Other considerations
109. EFSA has published guidance on the risk assessment of substances present in food intended for infants below 16 weeks of age (EFSA, 2017). In this age group, infant formula or human milk may be the only source of nutrition and, health-based guidance values for the general population do not apply without further considerations. Organ development and the absorption and distribution rates of a substance in infants and adults may differ. Risk assessment should be on a case-by-case basis, depending on whether the substance is added intentionally to food and is systemically available.
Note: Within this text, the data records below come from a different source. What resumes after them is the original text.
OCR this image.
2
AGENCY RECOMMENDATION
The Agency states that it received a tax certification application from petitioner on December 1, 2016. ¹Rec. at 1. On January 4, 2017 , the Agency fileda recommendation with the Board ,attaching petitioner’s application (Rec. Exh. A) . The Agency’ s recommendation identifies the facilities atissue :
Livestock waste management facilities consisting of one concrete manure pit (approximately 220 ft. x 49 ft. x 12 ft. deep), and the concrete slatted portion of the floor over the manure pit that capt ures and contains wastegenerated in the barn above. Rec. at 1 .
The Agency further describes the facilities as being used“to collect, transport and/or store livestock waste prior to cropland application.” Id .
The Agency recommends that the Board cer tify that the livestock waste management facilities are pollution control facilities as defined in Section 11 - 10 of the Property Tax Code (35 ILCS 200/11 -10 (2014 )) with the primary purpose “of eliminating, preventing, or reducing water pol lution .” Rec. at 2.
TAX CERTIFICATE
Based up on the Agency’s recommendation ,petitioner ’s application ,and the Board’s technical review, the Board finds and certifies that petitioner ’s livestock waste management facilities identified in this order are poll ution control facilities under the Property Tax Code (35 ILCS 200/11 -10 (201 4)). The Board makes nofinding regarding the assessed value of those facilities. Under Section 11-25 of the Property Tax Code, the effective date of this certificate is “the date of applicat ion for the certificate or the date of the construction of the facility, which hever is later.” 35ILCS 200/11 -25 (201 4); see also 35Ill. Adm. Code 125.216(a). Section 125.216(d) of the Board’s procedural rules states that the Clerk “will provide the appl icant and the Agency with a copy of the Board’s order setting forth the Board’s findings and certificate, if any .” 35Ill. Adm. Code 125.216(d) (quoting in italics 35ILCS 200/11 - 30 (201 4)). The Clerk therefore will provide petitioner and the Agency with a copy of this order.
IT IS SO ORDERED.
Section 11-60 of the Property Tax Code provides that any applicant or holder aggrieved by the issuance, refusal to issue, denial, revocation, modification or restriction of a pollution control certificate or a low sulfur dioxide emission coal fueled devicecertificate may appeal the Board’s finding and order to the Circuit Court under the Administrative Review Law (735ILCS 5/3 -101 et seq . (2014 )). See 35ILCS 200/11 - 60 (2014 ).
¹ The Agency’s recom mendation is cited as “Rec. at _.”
110. The FCMJEG noted that calcium tert-butylphosphonate was not intentionally added to food, however it is an organophosphate compound, and such compounds can cause neurotoxicity. If migration and absorption occur, the extent of any transport across the blood brain barrier is unknown, which then, may or may not lead to potential neurotoxicity in infants. Although the potential for exposure is probably very low, contact with infant formula and infant milk could not be evaluated. The main concern is the lack of data in this potentially sensitive age group, and that infants <16 weeks are expected to be exclusively fed on breast milk and/or bottle-fed infant formula, with potential exposure to the FCM from bottles.
111. The FCMJEG noted that if the Applicant wishes to submit further data to aid in the assessment of the <16-week infant group then an extension of use application would need to be submitted.